The middle two lines is where the magic happens. I'm going to skip that for the moment. You can read about it in (Gentleman et al, PMID 15461798). The result is in the variable `fit`. One of its sub-objects is a list of p-values:
``` > class(fit\$p.value) [1] "matrix" > fit\$p.value[1:3,] (Intercept) fBCR/ABL 1000_at 2.713661e-58 0.05437095 1001_at 3.001944e-43 0.24423133 1002_f_at 2.273600e-46 0.10091357 > colnames(fit\$p.value) [1] "(Intercept)" "fBCR/ABL" > pv = fit\$p.value[,2] > class(pv) [1] "numeric" > pv[1:4] 1000_at 1001_at 1002_f_at 1003_s_at 0.05437095 0.24423133 0.10091357 0.30303775 ```
`p.adjust` is a correction for the large number of comparisons. You can read about it by doing `?p.adjust`. I wasn't clear on which is the default method, but it's not Bonferroni.
``` > r1 = p.adjust(pv) > r2 = p.adjust(pv,method='bonferroni') > all(r1 == r2) [1] FALSE ```
So we just construct a selector for those rows with p < 0.05, and again, whittle down the ExpressionSet to something manageable:
``` > sel <- p.adjust(pv) < 0.05 > esetSel <- eset[sel,] > dim(esetSel) Features Samples 165 47 ```

In the third part, we draw the heatmap.
``` color.map <- function(s) { if (s=='ALL1/AF4') 'red' else 'blue'} patient.colors <- unlist(lapply(esetSel\$mol.biol,color.map)) heatmap(exprs(esetSel), col=topo.colors(100), ColSideColors=patient.colors) ```
In the first two lines we construct a function called `color.map`, and then use it to construct a vector of `patient.colors`. This is for the colored bars at the top of the plot.
``` > color.map <- function(s) { + if (s=='ALL1/AF4') 'red' else 'blue'} > ```
We use `lapply` to feed `values` to our function, but the result is a list. So we use `unlist` to extract what we want.
``` > values = esetSel\$mol.biol > values[1:4] [1] BCR/ABL BCR/ABL ALL1/AF4 BCR/ABL 6 Levels: ALL1/AF4 BCR/ABL E2A/PBX1 ... p15/p16 > colors = lapply(values,color.map) > class(colors) [1] "list" > colors[1:2] [[1]] [1] "blue" [[2]] [1] "blue" > patient.colors = unlist(colors) > patient.colors[1:4] [1] "blue" "blue" "red" "blue" > class(patient.colors) [1] "character" ```
We draw the heatmap with the command:
``` heatmap(exprs(esetSel) ```
All the rest is eye candy. In particular, we use the `topo.colors`. Without that, we get the default.
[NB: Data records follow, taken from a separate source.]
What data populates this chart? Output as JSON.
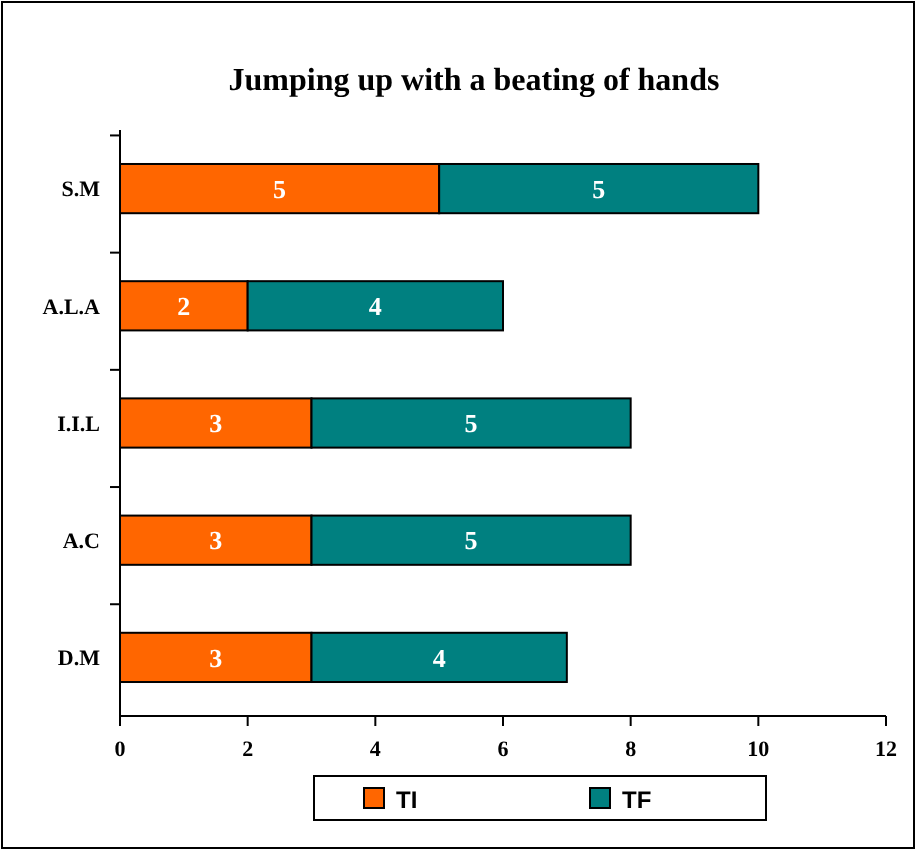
{
  "chart_data": {
    "type": "bar",
    "title": "Jumping up with a beating of hands",
    "orientation": "horizontal",
    "stacked": true,
    "categories": [
      "S.M",
      "A.L.A",
      "I.I.L",
      "A.C",
      "D.M"
    ],
    "series": [
      {
        "name": "TI",
        "color": "#ff6600",
        "values": [
          5,
          2,
          3,
          3,
          3
        ]
      },
      {
        "name": "TF",
        "color": "#008080",
        "values": [
          5,
          4,
          5,
          5,
          4
        ]
      }
    ],
    "xlim": [
      0,
      12
    ],
    "xticks": [
      0,
      2,
      4,
      6,
      8,
      10,
      12
    ],
    "data_labels": true,
    "legend": "bottom",
    "grid": false
  }
}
With the topo.colors, we would get colors as in the graphic at the top of the post.
``` heatmap(exprs(esetSel),col=topo.colors(100)) ```
The last argument to heatmap gives us the bars on the columns to identify the sample by translocation.

We've explained everything but the actual statistical model fitting. That's for another time.